Systemaattinen katsaus 1
The systematic review «Burr JM, Mowatt G, Hernández R ym. The clinical ef...»1 aimed to identify the magnitude of risk of OAG attributable to age, ethnicity, family history, myopia and diabetes. Population-based cohort and cross-sectional studies, investigating the risk of developing OAG were included, as well as meta-analyses and systematic reviews of observational population-based studies. Studies reporting populations in UK, Europe, North America, Canada or Australia were included. Hospital or clinic-based setting were excluded. The review was restricted to English language publications. The methodological quality of the included studies was assessed.
4 383 reports were identified from the search for studies on epidemiology, risk and disease progression, of which 285 were selected for full assessment for this review. 92 reports describing 27 studies met the inclusion criteria for the review.
The overall quality of each study was summarised as (A) no major flaws or (B) possible important flaws. Studies were included when they rated ‘A’ in all fields. Exceptions were made to include ‘B’ studies when no better evidence was available. In most studies (81 %), participants were sampled adequately and selected from a relevant population. Suboptimal approaches to diagnose OAG (e.g. high IOP, absence of a visual test, baring of the blind spot, case records, unstandardised criteria) were used in five studies (19 %). Myopia status was obtained from a secure record (examination or examination records) in most studies. Participants with myopia were defined as having ≥ 1 measurements with refractive errors greater than 0.5 D, ascertained by either measurement of present spectacles or a refraction examination.
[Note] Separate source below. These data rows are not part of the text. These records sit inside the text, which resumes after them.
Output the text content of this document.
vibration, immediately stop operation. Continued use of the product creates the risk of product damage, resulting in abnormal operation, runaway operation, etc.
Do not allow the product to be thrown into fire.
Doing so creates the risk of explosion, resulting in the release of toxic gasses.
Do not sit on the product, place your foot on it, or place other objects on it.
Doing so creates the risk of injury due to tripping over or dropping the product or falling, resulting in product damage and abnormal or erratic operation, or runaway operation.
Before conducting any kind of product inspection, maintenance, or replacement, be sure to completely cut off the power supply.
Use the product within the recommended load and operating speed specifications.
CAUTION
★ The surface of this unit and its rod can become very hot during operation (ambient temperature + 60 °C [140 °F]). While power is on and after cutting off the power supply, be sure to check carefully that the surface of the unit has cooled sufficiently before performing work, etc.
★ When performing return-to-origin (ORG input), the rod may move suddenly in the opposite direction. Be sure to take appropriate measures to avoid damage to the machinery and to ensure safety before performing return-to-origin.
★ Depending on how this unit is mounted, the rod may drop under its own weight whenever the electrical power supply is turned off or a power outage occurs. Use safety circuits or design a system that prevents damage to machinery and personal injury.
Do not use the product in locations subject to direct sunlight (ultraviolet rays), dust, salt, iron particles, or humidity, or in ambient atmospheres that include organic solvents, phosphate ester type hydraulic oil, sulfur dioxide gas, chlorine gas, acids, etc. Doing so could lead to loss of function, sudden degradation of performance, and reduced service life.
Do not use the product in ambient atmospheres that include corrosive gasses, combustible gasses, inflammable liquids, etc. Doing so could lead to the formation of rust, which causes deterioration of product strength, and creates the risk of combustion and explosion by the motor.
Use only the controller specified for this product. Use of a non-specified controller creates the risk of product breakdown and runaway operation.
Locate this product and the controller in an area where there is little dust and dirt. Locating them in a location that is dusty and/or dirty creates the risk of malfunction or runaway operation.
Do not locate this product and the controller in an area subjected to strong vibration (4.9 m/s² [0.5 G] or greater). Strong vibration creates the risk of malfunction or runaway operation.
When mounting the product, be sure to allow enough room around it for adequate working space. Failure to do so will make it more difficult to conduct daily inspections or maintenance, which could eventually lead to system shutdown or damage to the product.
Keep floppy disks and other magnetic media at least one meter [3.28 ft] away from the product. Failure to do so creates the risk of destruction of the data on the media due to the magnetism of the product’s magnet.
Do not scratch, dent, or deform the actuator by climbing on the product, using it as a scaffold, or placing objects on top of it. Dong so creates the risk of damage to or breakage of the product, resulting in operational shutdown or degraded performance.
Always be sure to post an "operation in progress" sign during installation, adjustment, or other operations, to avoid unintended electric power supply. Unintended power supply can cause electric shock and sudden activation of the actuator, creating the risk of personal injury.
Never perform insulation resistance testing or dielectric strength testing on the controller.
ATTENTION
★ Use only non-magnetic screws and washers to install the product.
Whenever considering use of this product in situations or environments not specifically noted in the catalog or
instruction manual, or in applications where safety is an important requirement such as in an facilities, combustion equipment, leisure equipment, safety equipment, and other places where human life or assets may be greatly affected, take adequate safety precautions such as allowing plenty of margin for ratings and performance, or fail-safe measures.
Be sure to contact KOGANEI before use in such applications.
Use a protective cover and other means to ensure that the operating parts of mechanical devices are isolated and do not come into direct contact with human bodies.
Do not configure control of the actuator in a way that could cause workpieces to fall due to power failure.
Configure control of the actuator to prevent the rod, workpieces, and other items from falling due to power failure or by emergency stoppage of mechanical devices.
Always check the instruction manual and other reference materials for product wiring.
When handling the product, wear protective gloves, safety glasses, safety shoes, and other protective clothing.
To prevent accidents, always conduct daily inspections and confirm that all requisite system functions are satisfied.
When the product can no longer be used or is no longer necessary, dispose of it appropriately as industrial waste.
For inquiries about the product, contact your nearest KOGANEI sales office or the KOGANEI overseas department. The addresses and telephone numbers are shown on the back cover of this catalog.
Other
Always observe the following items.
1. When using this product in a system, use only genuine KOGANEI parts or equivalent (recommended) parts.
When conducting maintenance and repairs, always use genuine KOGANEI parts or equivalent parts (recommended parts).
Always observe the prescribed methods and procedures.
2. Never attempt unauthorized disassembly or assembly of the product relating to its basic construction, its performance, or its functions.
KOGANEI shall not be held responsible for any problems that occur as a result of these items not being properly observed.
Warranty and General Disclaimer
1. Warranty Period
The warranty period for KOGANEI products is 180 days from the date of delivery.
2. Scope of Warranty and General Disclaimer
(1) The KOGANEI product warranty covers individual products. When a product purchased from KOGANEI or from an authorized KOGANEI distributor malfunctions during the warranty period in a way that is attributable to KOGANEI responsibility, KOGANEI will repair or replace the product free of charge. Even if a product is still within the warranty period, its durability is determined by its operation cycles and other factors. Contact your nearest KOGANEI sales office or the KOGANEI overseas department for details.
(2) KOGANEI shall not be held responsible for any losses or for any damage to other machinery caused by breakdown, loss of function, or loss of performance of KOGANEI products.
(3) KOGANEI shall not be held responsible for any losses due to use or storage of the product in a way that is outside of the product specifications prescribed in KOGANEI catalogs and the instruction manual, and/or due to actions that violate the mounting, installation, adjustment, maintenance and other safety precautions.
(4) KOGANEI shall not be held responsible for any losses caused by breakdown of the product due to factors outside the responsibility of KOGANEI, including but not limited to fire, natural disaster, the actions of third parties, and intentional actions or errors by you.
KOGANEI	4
Crude and adjusted relative risks (or odds ratios depending on study design) of OAG for the risk factors under investigation were abstracted. Where two or more studies contributed data, a random effects meta-analysis was undertaken. If both an unadjusted and adjusted ratio were reported in a study, an age- and gender-adjusted odds ratio was used in the meta-analysis. A relative risk was generated when an adjusted odds ratio was not reported and raw data were available.
The proportion of people with OAG appeared to be higher in participants with myopia than in those without myopia. The prevalence of OAG among people with myopia ranged from 1.4 to 4.3 %, with a pooled estimate of 2.7 % (95 % CI 1.5 to 3.9). The pooled relative risk of OAG among participants with myopia (any definition) compared with non-myopes was estimated to be 1.88 (95 % CI 1.53 to 2.31). This result should be treated with caution as there was no standardisation on the definition of myopia across the studies and therefore the risk for low (<–6 D) and moderate (>–6 D) could not be determined.
Systemaattinen katsaus 2
Structured Medline (January 1950 – January 2013) search and a hand search of references and citations of retrieved articles yielding 57 articles from 41 studies were included in the systematic review «Hollands H, Johnson D, Hollands S ym. Do findings ...»2.
The summary prevalence of glaucoma in the highest-quality studies was 2.6 % (95 % CI, 2.1 %-3.1 %). Among risk factors evaluated high myopia increased the risk of glaucoma (≥ 6 diopters; odds ratio [OR], 5.7; 95 % CI, 3.1-11).
Systemaattinen katsaus 3
The objective of the analysis of this systematic review «Health Quality Ontario. Routine eye examinations f...»3 was to determine the strength of association between age, gender, ethnicity, family history of disease and refractive error and the risk of developing glaucoma. The medical advisory secretariat conducted a computerized search of literature in English-language articles, published from January 2000 to March 2006. In addition, a search was conducted for published guidelines, health technology assessments, and policy decisions. Bibliographies of references of relevant papers were searched for additional references.
Studies including participants ≥ 20 years old, population-based prospective cohort studies, population-based cross-sectional studies when prospective cohort studies were unavailable or insufficient and studies determining and reporting the strength of association or risk-specific prevalence or incidence rates were included in the review. The Grading of Recommendations Assessment, Development and Evaluation (GRADE) system was used to summarize the overall quality of the body of evidence.
A total of 498 citations for the period January 2000 through February 2006 were retrieved and an additional 313 were identified when the search was expanded to include articles published between 1990 and 1999. An additional 6 articles were obtained from bibliographies of relevant articles. Of these, 36 articles were retrieved for further evaluation. Upon review, 1 meta-analysis and 15 population-based epidemiological studies were accepted for this review
Four cross-sectional studies assessed the association of myopia and POAG. These data suggest an association between myopia defined as a spherical equivalent of -1.00D or worse and prevalent POAG. However, there is inconsistency in results regarding the statistical significance of the association between myopia when defined as a spherical equivalent of -0.5D. The quality of the evidence is very low.